Soon after our job change we got engaged. I was happy, he was happy. We looked at houses and made a half-hearted attempt at planning for the future. Mostly I just wanted to stop hiding the fact that we were basically living together and bunk up already. My head was not in the next 30 years but in the coming May.
Then things changed.
Early that spring something started to grow in Austin’s brain, kind of like a tumor. A little tumor that said, “I can’t do graphic design for the next 30 years.” It was weird. Finally he confessed it one rainy afternoon in April, a month before our nuptials. Basically he said, “Would you mind if I was a doctor?”
My first guttural reaction was an overwhelming YES PLEASE. My mind flashed to a big house, a big yard, and being able to stay at home with our kids. Financial security? I’ll take it.
Ten minutes later, after a conversation about the logistics of actually becoming a doctor, I wasn’t so sure. 20 minutes later I was trying my hardest to find a different route. What about a physician’s assistant? A nurse practitioner? What if you just worked at the hospital, like a receptionist? What if you just stayed a graphic designer and volunteered in a clinic on the side?
I was desperate because I realized if he went to medical school, our life as we knew it was over. It would mean quitting our jobs, moving to Virginia, finishing prerequisites, studying for the MCAT, paying for the MCAT, applications, application fees, moving, moving again, interviews, more interviews, waiting, rejection, not buying a house, not having money, not having freedom, moving again, moving away from our friends, going further into debt, and renting for the next decade. It would mean our cozy little life in the city was coming to an end.
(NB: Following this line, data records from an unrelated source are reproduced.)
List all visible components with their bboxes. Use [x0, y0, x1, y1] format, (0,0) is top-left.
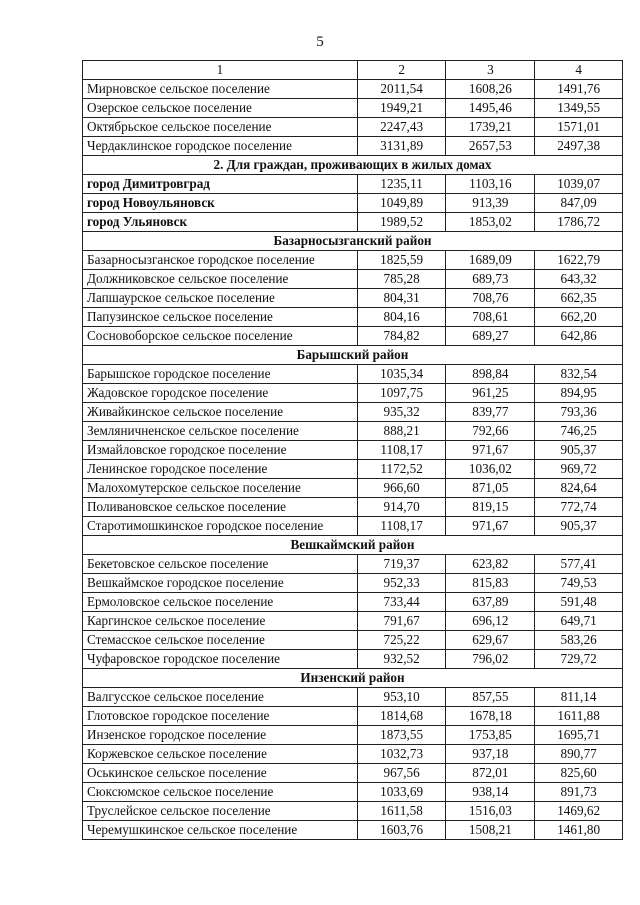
value-cell: 1739,21	[446, 118, 535, 137]
column-header: 4	[535, 61, 623, 80]
value-cell: 969,72	[535, 460, 623, 479]
value-cell: 689,27	[446, 327, 535, 346]
value-cell: 1172,52	[357, 460, 446, 479]
value-cell: 1508,21	[446, 821, 535, 840]
value-cell: 1571,01	[535, 118, 623, 137]
value-cell: 937,18	[446, 745, 535, 764]
settlement-name: Чуфаровское городское поселение	[83, 650, 358, 669]
value-cell: 662,20	[535, 308, 623, 327]
page-number: 5	[316, 34, 324, 50]
value-cell: 1949,21	[357, 99, 446, 118]
value-cell: 733,44	[357, 593, 446, 612]
value-cell: 832,54	[535, 365, 623, 384]
settlement-name: Живайкинское сельское поселение	[83, 403, 358, 422]
value-cell: 583,26	[535, 631, 623, 650]
table-row	[83, 745, 623, 764]
value-cell: 796,02	[446, 650, 535, 669]
value-cell: 905,37	[535, 441, 623, 460]
value-cell: 1603,76	[357, 821, 446, 840]
settlement-name: Измайловское городское поселение	[83, 441, 358, 460]
settlement-name: Старотимошкинское городское поселение	[83, 517, 358, 536]
value-cell: 971,67	[446, 441, 535, 460]
table-row	[83, 498, 623, 517]
table-row	[83, 270, 623, 289]
value-cell: 1033,69	[357, 783, 446, 802]
table-row	[83, 707, 623, 726]
value-cell: 637,89	[446, 593, 535, 612]
value-cell: 1689,09	[446, 251, 535, 270]
value-cell: 793,36	[535, 403, 623, 422]
table-row	[83, 194, 623, 213]
value-cell: 696,12	[446, 612, 535, 631]
value-cell: 804,31	[357, 289, 446, 308]
settlement-name: Базарносызганское городское поселение	[83, 251, 358, 270]
value-cell: 662,35	[535, 289, 623, 308]
table-row	[83, 593, 623, 612]
settlement-name: Озерское сельское поселение	[83, 99, 358, 118]
value-cell: 847,09	[535, 194, 623, 213]
settlement-name: Ленинское городское поселение	[83, 460, 358, 479]
value-cell: 643,32	[535, 270, 623, 289]
section-header-row	[83, 669, 623, 688]
table-row	[83, 726, 623, 745]
value-cell: 890,77	[535, 745, 623, 764]
table-row	[83, 422, 623, 441]
value-cell: 2657,53	[446, 137, 535, 156]
value-cell: 1853,02	[446, 213, 535, 232]
settlement-name: Мирновское сельское поселение	[83, 80, 358, 99]
table-row	[83, 802, 623, 821]
table-row	[83, 612, 623, 631]
table-row	[83, 213, 623, 232]
value-cell: 1461,80	[535, 821, 623, 840]
value-cell: 905,37	[535, 517, 623, 536]
value-cell: 1039,07	[535, 175, 623, 194]
table-row	[83, 365, 623, 384]
value-cell: 2497,38	[535, 137, 623, 156]
section-title: 2. Для граждан, проживающих в жилых домах	[83, 156, 623, 175]
settlement-name: Октябрьское сельское поселение	[83, 118, 358, 137]
value-cell: 871,05	[446, 479, 535, 498]
table-row	[83, 555, 623, 574]
value-cell: 971,67	[446, 517, 535, 536]
section-title: Инзенский район	[83, 669, 623, 688]
settlement-name: Коржевское сельское поселение	[83, 745, 358, 764]
table-row	[83, 441, 623, 460]
value-cell: 749,53	[535, 574, 623, 593]
column-header: 3	[446, 61, 535, 80]
value-cell: 725,22	[357, 631, 446, 650]
value-cell: 1049,89	[357, 194, 446, 213]
settlement-name: Ермоловское сельское поселение	[83, 593, 358, 612]
table-row	[83, 517, 623, 536]
value-cell: 1035,34	[357, 365, 446, 384]
value-cell: 961,25	[446, 384, 535, 403]
value-cell: 1611,58	[357, 802, 446, 821]
table-row	[83, 631, 623, 650]
value-cell: 888,21	[357, 422, 446, 441]
table-row	[83, 137, 623, 156]
value-cell: 642,86	[535, 327, 623, 346]
value-cell: 935,32	[357, 403, 446, 422]
value-cell: 1753,85	[446, 726, 535, 745]
value-cell: 824,64	[535, 479, 623, 498]
table-row	[83, 764, 623, 783]
value-cell: 815,83	[446, 574, 535, 593]
table-row	[83, 821, 623, 840]
settlement-name: Лапшаурское сельское поселение	[83, 289, 358, 308]
value-cell: 1469,62	[535, 802, 623, 821]
settlement-name: Глотовское городское поселение	[83, 707, 358, 726]
value-cell: 1495,46	[446, 99, 535, 118]
value-cell: 1678,18	[446, 707, 535, 726]
settlement-name: Малохомутерское сельское поселение	[83, 479, 358, 498]
value-cell: 2011,54	[357, 80, 446, 99]
value-cell: 1108,17	[357, 517, 446, 536]
value-cell: 649,71	[535, 612, 623, 631]
tariff-table	[82, 60, 623, 840]
value-cell: 872,01	[446, 764, 535, 783]
value-cell: 952,33	[357, 574, 446, 593]
settlement-name: Оськинское сельское поселение	[83, 764, 358, 783]
table-row	[83, 289, 623, 308]
value-cell: 1989,52	[357, 213, 446, 232]
table-row	[83, 118, 623, 137]
value-cell: 898,84	[446, 365, 535, 384]
settlement-name: Труслейское сельское поселение	[83, 802, 358, 821]
value-cell: 804,16	[357, 308, 446, 327]
value-cell: 914,70	[357, 498, 446, 517]
value-cell: 1608,26	[446, 80, 535, 99]
value-cell: 894,95	[535, 384, 623, 403]
table-row	[83, 251, 623, 270]
value-cell: 1873,55	[357, 726, 446, 745]
table-row	[83, 308, 623, 327]
value-cell: 819,15	[446, 498, 535, 517]
settlement-name: Сосновоборское сельское поселение	[83, 327, 358, 346]
value-cell: 966,60	[357, 479, 446, 498]
settlement-name: Барышское городское поселение	[83, 365, 358, 384]
settlement-name: Черемушкинское сельское поселение	[83, 821, 358, 840]
value-cell: 1103,16	[446, 175, 535, 194]
tariff-table-body	[83, 61, 623, 840]
value-cell: 1786,72	[535, 213, 623, 232]
table-row	[83, 327, 623, 346]
value-cell: 938,14	[446, 783, 535, 802]
value-cell: 792,66	[446, 422, 535, 441]
value-cell: 1814,68	[357, 707, 446, 726]
settlement-name: Бекетовское сельское поселение	[83, 555, 358, 574]
value-cell: 623,82	[446, 555, 535, 574]
value-cell: 839,77	[446, 403, 535, 422]
section-title: Вешкаймский район	[83, 536, 623, 555]
column-header-row	[83, 61, 623, 80]
value-cell: 967,56	[357, 764, 446, 783]
table-row	[83, 688, 623, 707]
settlement-name: Каргинское сельское поселение	[83, 612, 358, 631]
table-row	[83, 175, 623, 194]
column-header: 1	[83, 61, 358, 80]
section-header-row	[83, 156, 623, 175]
value-cell: 932,52	[357, 650, 446, 669]
value-cell: 729,72	[535, 650, 623, 669]
value-cell: 1825,59	[357, 251, 446, 270]
value-cell: 1108,17	[357, 441, 446, 460]
settlement-name: Поливановское сельское поселение	[83, 498, 358, 517]
value-cell: 857,55	[446, 688, 535, 707]
table-row	[83, 403, 623, 422]
table-row	[83, 384, 623, 403]
value-cell: 1349,55	[535, 99, 623, 118]
settlement-name: Валгусское сельское поселение	[83, 688, 358, 707]
settlement-name: Папузинское сельское поселение	[83, 308, 358, 327]
value-cell: 591,48	[535, 593, 623, 612]
value-cell: 1032,73	[357, 745, 446, 764]
value-cell: 708,76	[446, 289, 535, 308]
value-cell: 891,73	[535, 783, 623, 802]
section-header-row	[83, 346, 623, 365]
table-row	[83, 574, 623, 593]
value-cell: 1516,03	[446, 802, 535, 821]
settlement-name: Стемасское сельское поселение	[83, 631, 358, 650]
value-cell: 825,60	[535, 764, 623, 783]
settlement-name: город Новоульяновск	[83, 194, 358, 213]
settlement-name: Чердаклинское городское поселение	[83, 137, 358, 156]
value-cell: 791,67	[357, 612, 446, 631]
value-cell: 746,25	[535, 422, 623, 441]
value-cell: 689,73	[446, 270, 535, 289]
settlement-name: Инзенское городское поселение	[83, 726, 358, 745]
table-row	[83, 99, 623, 118]
value-cell: 784,82	[357, 327, 446, 346]
value-cell: 2247,43	[357, 118, 446, 137]
value-cell: 1622,79	[535, 251, 623, 270]
value-cell: 953,10	[357, 688, 446, 707]
value-cell: 1491,76	[535, 80, 623, 99]
value-cell: 719,37	[357, 555, 446, 574]
section-header-row	[83, 232, 623, 251]
table-row	[83, 460, 623, 479]
value-cell: 1611,88	[535, 707, 623, 726]
table-row	[83, 479, 623, 498]
settlement-name: Вешкаймское городское поселение	[83, 574, 358, 593]
settlement-name: Земляничненское сельское поселение	[83, 422, 358, 441]
section-header-row	[83, 536, 623, 555]
value-cell: 3131,89	[357, 137, 446, 156]
value-cell: 1235,11	[357, 175, 446, 194]
settlement-name: Сюксюмское сельское поселение	[83, 783, 358, 802]
value-cell: 785,28	[357, 270, 446, 289]
value-cell: 629,67	[446, 631, 535, 650]
settlement-name: Должниковское сельское поселение	[83, 270, 358, 289]
value-cell: 1097,75	[357, 384, 446, 403]
table-row	[83, 783, 623, 802]
settlement-name: город Ульяновск	[83, 213, 358, 232]
column-header: 2	[357, 61, 446, 80]
section-title: Базарносызганский район	[83, 232, 623, 251]
value-cell: 577,41	[535, 555, 623, 574]
settlement-name: город Димитровград	[83, 175, 358, 194]
value-cell: 1036,02	[446, 460, 535, 479]
value-cell: 708,61	[446, 308, 535, 327]
section-title: Барышский район	[83, 346, 623, 365]
table-row	[83, 650, 623, 669]
value-cell: 772,74	[535, 498, 623, 517]
value-cell: 811,14	[535, 688, 623, 707]
settlement-name: Жадовское городское поселение	[83, 384, 358, 403]
table-row	[83, 80, 623, 99]
value-cell: 1695,71	[535, 726, 623, 745]
value-cell: 913,39	[446, 194, 535, 213]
And so it did. Three years later and here I sit with a 1 year old in the middle of a sleepy town while my husband studies all day, every day about intestines and flesh eating bacteria.
It’s not so bad, mostly it’s just different. Instead of 9-5, it’s as soon as he can wake up until he’s too tired to study anymore. Instead of TGIF! it’s “How much can I expect to see you this weekend?” Instead of, “Honey, I wonder if you’re dilated!” it’s “Can you please lie down? I need to practice feeling the inside of a vagina.”
Just last night I was complaining about a weirdo ingrown hair on my leg and it wasn’t a minute later before I was half passed out while he operated on me with a dull knife. LEAVE ME ALONE.

It’s a long road, one that many of us are on being married to a student. With the decrease in jobs and an increase in 20 somethings with nothing to do, graduate students are becoming as common as mason jars at weddings. They’re everywhere.
Being married to a student means sacrifice. It means waiting. It means patience when they’re still not home at 10 and understanding when they need to leave a party early to study. It means not freaking out when the bank account reaches absolute zero or when they forget to plan something for your anniversary because it’s test week. For us, it means 3 more years of school and then 3-6 more years of residency. It means living on loans and government help and not buying that dress at Target. It means a lot of time alone.
It also means sucking it up and realizing a lot of people are married to other people with hard jobs. Farmers work long hours, business owners work long hours, investment dealers work long hours (probably?), lots of people work long hours, odd hours, and hard hours. You know the mantra, we all have our crosses to bear. I don’t need to tell you.
Truthfully, most of the time I keep my mouth shut about Austin being in med school. Otherwise I run the risk of hearing, “Doctor? You guys will be rolling in it someday.” Which always prompts an unnecessary conversation where I overexplain our current debt situation and how we probably won’t have any sort of money until we’re in our mid forties. More importantly, anyone in medical school (or any grad school) knows that if you’re doing it for the money, you’ll never make it. The energy spent to dollars made ratio just isn’t worth it.
What about you? Did you marry a student? Are a student? Does your lover work long hours or weird hours or come home in the middle of the night smelling like another person’s blood? (This hasn’t actually ever happened). How do you make it work?